- Wcześniej wypatrzyłam buty, które po przecenie udało mi się kupić za połowę ceny - mówi Anna Nowak z Bydgoszczy. - Jednak wydałam więcej niż planowałam, bo takich okazji było sporo.
- Nawet w ciężkich czasach zbieramy siły i środki na poświąteczne wyprzedaże - uważa Roman Przasnyskiz Open Finance. - W tym roku styczniowy szturm na sklepy był wyjątkowo intensywny.
Przeczytaj też: Sposoby na klienta. Zrobią tak, byśmy wyszli z pełnym koszykiem i wydali jak najwięcej
Według danych Głównego Urzędu Statystycznego, w styczniu sprzedaż detaliczna zwiększyła się o 9,9 procent w skali całego roku. Niestety, województwo kujawsko - pomorskie wypada na tym tle słabo. U nas ten wzrost nie przekroczył 4 procent.
Wpływa na to bezrobocie. W naszym regionie wynosi prawie 18 procent, w Polsce ledwie przekracza 13 procent.

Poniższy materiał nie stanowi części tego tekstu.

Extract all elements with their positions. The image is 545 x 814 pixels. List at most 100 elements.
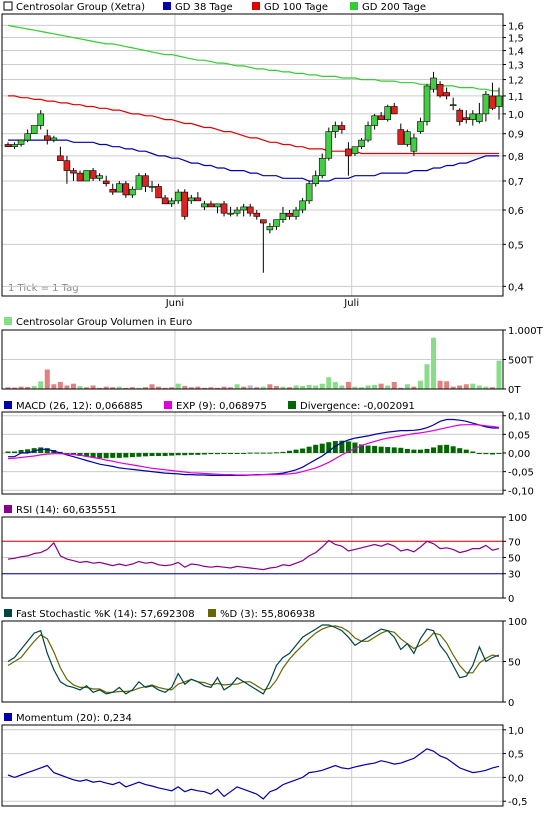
legend-swatch (4, 401, 12, 409)
candle-body (37, 113, 45, 126)
candle-body (397, 129, 405, 145)
candle-body (148, 186, 156, 188)
y-tick-label: 1,3 (508, 60, 524, 71)
volume-bar (201, 387, 207, 389)
legend-swatch (4, 713, 12, 721)
candle-body (30, 125, 38, 135)
legend-rsi: RSI (14): 60,635551 (16, 505, 117, 516)
price-ma-line (8, 139, 499, 182)
volume-legend: Centrosolar Group Volumen in Euro (4, 317, 192, 328)
legend-swatch (164, 401, 172, 409)
divergence-bar (12, 451, 18, 453)
candle-body (129, 188, 136, 196)
candle-body (50, 137, 58, 141)
y-tick-label: 1,1 (508, 92, 524, 103)
y-tick-label: 30 (508, 570, 521, 581)
divergence-bar (90, 453, 96, 458)
legend-stoch-k: Fast Stochastic %K (14): 57,692308 (16, 609, 195, 620)
volume-bar (267, 384, 273, 389)
candle-body (312, 175, 319, 185)
y-tick-label: 70 (508, 537, 521, 548)
candle-body (220, 203, 228, 214)
momentum-legend: Momentum (20): 0,234 (4, 713, 132, 724)
y-tick-label: 100 (508, 513, 527, 524)
candle-body (11, 144, 18, 147)
divergence-bar (365, 445, 371, 453)
divergence-bar (280, 451, 286, 453)
legend-swatch (4, 317, 12, 325)
candle-body (24, 133, 31, 141)
volume-bar (450, 386, 456, 389)
divergence-bar (470, 451, 476, 453)
volume-bar (182, 386, 188, 389)
macd-panel-frame (1, 411, 504, 495)
volume-bar (372, 384, 378, 389)
divergence-bar (411, 449, 417, 453)
divergence-bar (359, 444, 365, 453)
candle-body (443, 92, 450, 97)
divergence-bar (457, 448, 463, 453)
candle-body (43, 135, 51, 141)
candle-body (404, 131, 411, 145)
stoch-panel-frame (1, 620, 504, 703)
volume-bar (260, 386, 266, 389)
x-tick-label: Juni (165, 298, 184, 309)
divergence-bar (64, 453, 70, 454)
candle-body (194, 197, 202, 202)
volume-bar (391, 381, 397, 389)
candle-body (351, 146, 359, 154)
divergence-bar (162, 453, 168, 456)
candle-body (449, 104, 457, 106)
volume-bar (123, 387, 129, 389)
candle-body (240, 206, 247, 211)
volume-bar (136, 387, 142, 389)
y-tick-label: 0 (508, 594, 514, 605)
volume-bar (70, 383, 76, 389)
divergence-bar (398, 447, 404, 453)
divergence-bar (463, 449, 469, 453)
divergence-bar (372, 445, 378, 453)
divergence-bar (326, 442, 332, 453)
divergence-bar (116, 453, 122, 458)
price-legend: Centrosolar Group (Xetra) GD 38 Tage GD … (3, 1, 426, 13)
y-tick-label: 100 (508, 617, 527, 628)
divergence-bar (332, 441, 338, 453)
legend-divergence: Divergence: -0,002091 (300, 401, 415, 412)
divergence-bar (489, 453, 495, 455)
volume-bar (175, 383, 181, 389)
volume-bar (110, 387, 116, 389)
rsi-panel-frame (1, 516, 504, 599)
divergence-bar (208, 453, 214, 455)
divergence-bar (136, 453, 142, 457)
y-tick-label: -0,05 (508, 468, 534, 479)
divergence-bar (450, 446, 456, 453)
candle-body (142, 175, 149, 187)
volume-bar (5, 387, 11, 389)
y-tick-label: 0 (508, 698, 514, 709)
divergence-bar (221, 453, 227, 454)
candle-body (318, 157, 326, 177)
divergence-bar (391, 447, 397, 453)
divergence-bar (313, 444, 319, 453)
candle-body (338, 125, 346, 130)
divergence-bar (241, 453, 247, 454)
divergence-bar (417, 449, 423, 453)
y-tick-label: 1,4 (508, 47, 524, 58)
volume-bar (103, 386, 109, 389)
y-tick-label: 1,6 (508, 21, 524, 32)
divergence-bar (156, 453, 162, 456)
divergence-bar (142, 453, 148, 457)
volume-bar (489, 387, 495, 389)
volume-bar (241, 386, 247, 389)
candle-body (273, 219, 280, 227)
candle-body (305, 183, 313, 202)
legend-swatch (252, 2, 260, 10)
volume-bar (332, 381, 338, 389)
volume-bar (234, 384, 240, 389)
x-tick-label: Juli (343, 298, 359, 309)
divergence-bar (483, 453, 489, 455)
volume-bar (156, 386, 162, 389)
candle-body (332, 125, 339, 132)
candle-body (122, 183, 130, 196)
divergence-bar (195, 453, 201, 455)
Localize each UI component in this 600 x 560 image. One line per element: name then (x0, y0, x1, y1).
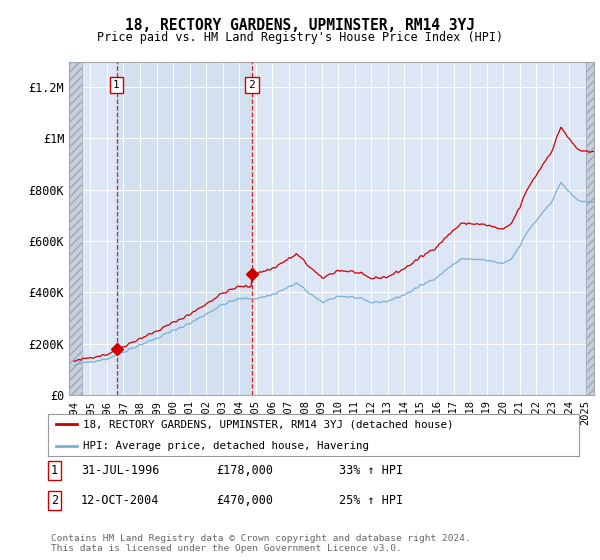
Text: 31-JUL-1996: 31-JUL-1996 (81, 464, 160, 477)
Bar (116, 62, 252, 395)
Text: 18, RECTORY GARDENS, UPMINSTER, RM14 3YJ: 18, RECTORY GARDENS, UPMINSTER, RM14 3YJ (125, 18, 475, 33)
Bar (586, 62, 594, 395)
Text: £470,000: £470,000 (216, 494, 273, 507)
Bar (586, 62, 594, 395)
Text: 2: 2 (51, 494, 58, 507)
Bar (69, 62, 82, 395)
Text: Contains HM Land Registry data © Crown copyright and database right 2024.
This d: Contains HM Land Registry data © Crown c… (51, 534, 471, 553)
Text: 33% ↑ HPI: 33% ↑ HPI (339, 464, 403, 477)
Text: Price paid vs. HM Land Registry's House Price Index (HPI): Price paid vs. HM Land Registry's House … (97, 31, 503, 44)
Text: 2: 2 (248, 80, 255, 90)
Text: 1: 1 (51, 464, 58, 477)
Text: 12-OCT-2004: 12-OCT-2004 (81, 494, 160, 507)
Text: £178,000: £178,000 (216, 464, 273, 477)
Text: 25% ↑ HPI: 25% ↑ HPI (339, 494, 403, 507)
Text: 18, RECTORY GARDENS, UPMINSTER, RM14 3YJ (detached house): 18, RECTORY GARDENS, UPMINSTER, RM14 3YJ… (83, 419, 453, 430)
Text: HPI: Average price, detached house, Havering: HPI: Average price, detached house, Have… (83, 441, 368, 451)
Bar (69, 62, 82, 395)
Text: 1: 1 (113, 80, 120, 90)
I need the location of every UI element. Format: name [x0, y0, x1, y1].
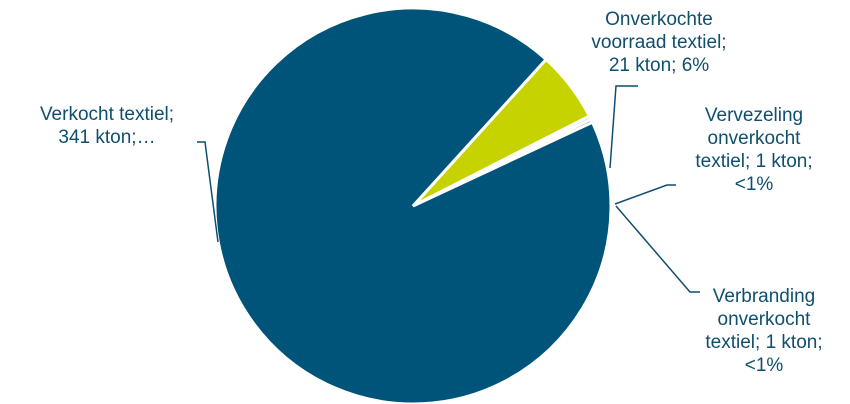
leader-lines [197, 85, 700, 293]
pie-slices [213, 6, 613, 404]
leader-verbranding [615, 205, 700, 293]
leader-verkocht [197, 141, 219, 243]
slice-label-vervezeling: Vervezeling onverkocht textiel; 1 kton; … [695, 105, 813, 195]
slice-verkocht [213, 6, 613, 404]
slice-label-onverkochte-voorraad: Onverkochte voorraad textiel; 21 kton; 6… [591, 9, 727, 76]
slice-label-verbranding: Verbranding onverkocht textiel; 1 kton; … [705, 286, 823, 376]
leader-onverkochte-voorraad [609, 85, 638, 169]
slice-label-verkocht: Verkocht textiel; 341 kton;… [39, 104, 175, 148]
leader-vervezeling [614, 184, 676, 205]
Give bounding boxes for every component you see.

Czytaj również: Bezpieczne zakupy w internecie. O czym pamiętać
- Sezonowy wzrost sprzedaży detalicznej zawsze jest w ostatnim lub pierwszym miesiącu roku - dodaje Przasnyski. - Podobnie jest na rynku pracy. Stopa bezrobocia jest najwyższa w pierwszych miesiącach, od trzech lat zwykle w lutym lub w marcu. W tym roku, ze względu na spowolnienie gospodarcze, wyższe bezrobocie może utrzymywać się dłużej. To z kolei nie będzie sprzyjało skłonnościom do zakupów i dynamice sprzedaży detalicznej.

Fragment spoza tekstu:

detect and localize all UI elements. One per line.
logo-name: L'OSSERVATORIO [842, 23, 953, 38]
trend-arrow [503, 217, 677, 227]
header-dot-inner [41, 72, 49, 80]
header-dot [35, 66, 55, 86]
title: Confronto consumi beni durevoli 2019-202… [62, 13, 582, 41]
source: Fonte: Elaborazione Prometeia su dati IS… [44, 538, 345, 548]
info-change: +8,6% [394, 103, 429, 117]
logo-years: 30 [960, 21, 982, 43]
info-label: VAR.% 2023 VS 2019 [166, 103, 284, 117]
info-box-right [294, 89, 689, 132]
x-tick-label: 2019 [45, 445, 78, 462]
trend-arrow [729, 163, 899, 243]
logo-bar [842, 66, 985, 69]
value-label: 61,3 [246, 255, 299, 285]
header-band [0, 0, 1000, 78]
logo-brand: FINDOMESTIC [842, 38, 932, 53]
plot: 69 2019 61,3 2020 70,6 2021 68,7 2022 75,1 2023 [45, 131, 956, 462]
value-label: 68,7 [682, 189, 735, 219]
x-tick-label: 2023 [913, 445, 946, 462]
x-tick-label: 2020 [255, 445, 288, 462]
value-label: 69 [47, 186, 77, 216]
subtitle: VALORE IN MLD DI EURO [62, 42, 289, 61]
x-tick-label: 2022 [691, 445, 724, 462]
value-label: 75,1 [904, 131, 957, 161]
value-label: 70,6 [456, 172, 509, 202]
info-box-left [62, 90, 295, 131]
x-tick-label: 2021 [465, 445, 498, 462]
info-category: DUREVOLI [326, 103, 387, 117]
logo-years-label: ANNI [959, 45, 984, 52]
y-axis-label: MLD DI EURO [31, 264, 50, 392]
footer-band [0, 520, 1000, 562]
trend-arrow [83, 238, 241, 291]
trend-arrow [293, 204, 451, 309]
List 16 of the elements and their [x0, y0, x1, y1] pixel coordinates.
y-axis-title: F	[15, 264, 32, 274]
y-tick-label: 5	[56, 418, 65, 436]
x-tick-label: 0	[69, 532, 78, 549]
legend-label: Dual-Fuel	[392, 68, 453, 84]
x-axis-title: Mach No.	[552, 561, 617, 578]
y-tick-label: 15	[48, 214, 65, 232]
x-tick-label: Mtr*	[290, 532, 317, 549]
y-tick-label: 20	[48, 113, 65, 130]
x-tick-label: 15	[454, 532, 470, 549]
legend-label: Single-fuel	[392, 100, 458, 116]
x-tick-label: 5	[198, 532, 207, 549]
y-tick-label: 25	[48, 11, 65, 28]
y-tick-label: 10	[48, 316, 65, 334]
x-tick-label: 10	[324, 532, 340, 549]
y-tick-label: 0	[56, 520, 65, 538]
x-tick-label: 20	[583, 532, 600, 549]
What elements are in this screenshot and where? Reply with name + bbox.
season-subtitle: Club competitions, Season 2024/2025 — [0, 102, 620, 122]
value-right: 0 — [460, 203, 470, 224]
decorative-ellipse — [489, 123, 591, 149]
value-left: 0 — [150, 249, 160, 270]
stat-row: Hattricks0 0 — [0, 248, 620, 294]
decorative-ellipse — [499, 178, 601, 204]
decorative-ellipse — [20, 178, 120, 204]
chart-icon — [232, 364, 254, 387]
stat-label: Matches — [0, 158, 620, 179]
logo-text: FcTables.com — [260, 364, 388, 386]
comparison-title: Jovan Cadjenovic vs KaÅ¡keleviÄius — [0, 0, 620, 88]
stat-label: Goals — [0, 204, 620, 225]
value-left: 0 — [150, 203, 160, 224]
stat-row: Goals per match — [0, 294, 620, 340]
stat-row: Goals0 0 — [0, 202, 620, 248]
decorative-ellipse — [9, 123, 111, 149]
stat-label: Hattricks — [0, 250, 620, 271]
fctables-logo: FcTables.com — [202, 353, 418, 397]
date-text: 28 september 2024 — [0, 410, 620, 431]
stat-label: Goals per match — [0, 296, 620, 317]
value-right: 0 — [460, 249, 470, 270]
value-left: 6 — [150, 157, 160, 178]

- Działa to w obie strony - twierdzi Paweł Majtkowski, główny ekonomista Expandera. - Jeżeli utrzyma się wzrost sprzedaży, możemy spodziewać się większego zatrudnienia w przedsiębiorstwach.

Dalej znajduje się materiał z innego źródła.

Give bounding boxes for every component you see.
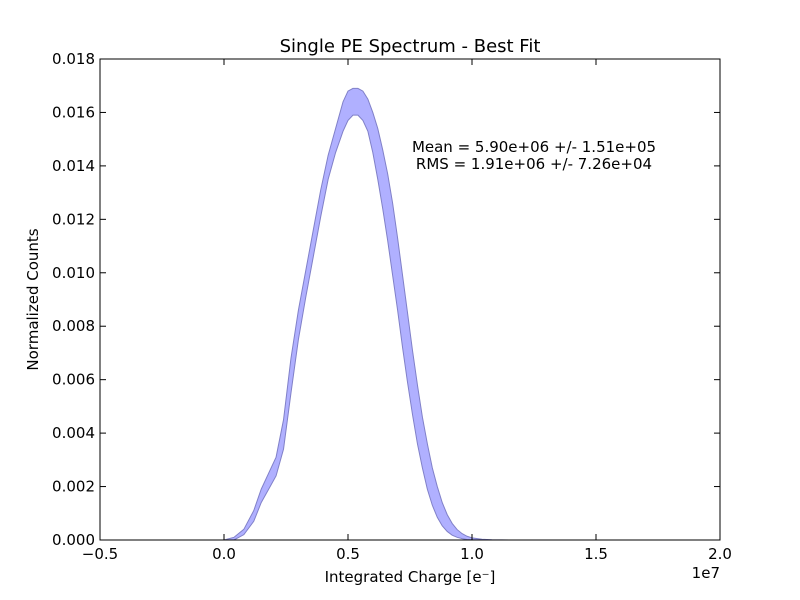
- y-tick-label: 0.016: [52, 103, 95, 121]
- x-tick-label: 0.0: [212, 545, 236, 563]
- x-tick-label: 1.5: [584, 545, 608, 563]
- y-tick-label: 0.006: [52, 371, 95, 389]
- y-tick-label: 0.002: [52, 478, 95, 496]
- series-layer: [223, 87, 720, 541]
- ticks-layer: −0.5 0.0 0.5 1.0 1.5 2.0 0.000 0.002 0.004 0.006 0…: [52, 50, 732, 563]
- x-tick-label: 2.0: [708, 545, 732, 563]
- chart-title: Single PE Spectrum - Best Fit: [280, 36, 541, 57]
- y-tick-label: 0.008: [52, 317, 95, 335]
- y-axis-title: Normalized Counts: [24, 228, 42, 370]
- x-tick-label: 0.5: [336, 545, 360, 563]
- x-axis-offset-label: 1e7: [692, 564, 720, 582]
- y-tick-label: 0.012: [52, 210, 95, 228]
- y-tick-label: 0.014: [52, 157, 95, 175]
- y-tick-label: 0.010: [52, 264, 95, 282]
- x-tick-label: −0.5: [82, 545, 118, 563]
- x-axis-title: Integrated Charge [e⁻]: [325, 568, 496, 586]
- y-tick-label: 0.004: [52, 424, 95, 442]
- y-tick-label: 0.018: [52, 50, 95, 68]
- annotation-mean: Mean = 5.90e+06 +/- 1.51e+05: [412, 138, 656, 156]
- annotation-rms: RMS = 1.91e+06 +/- 7.26e+04: [416, 155, 652, 173]
- x-tick-label: 1.0: [460, 545, 484, 563]
- plot-frame: [99, 58, 721, 541]
- series-band-0: [223, 87, 720, 541]
- y-tick-label: 0.000: [52, 531, 95, 549]
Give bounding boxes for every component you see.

Czytaj: Zakupy. Lubimy torby foliowe, nawet, gdy trzeba za nie płacić
Jednak na zdolności zakupowe Polaków wpływa coś jeszcze. - Od kilkunastu miesięcy realny wzrost wynagrodzeń ledwie przekracza 1 procent - zaznacza Przasnyski. - Co prawda w styczniu wyniósł on prawie 4 procent, jednak nie ma co oczekiwać utrzymania się takiego tempa wzrostu.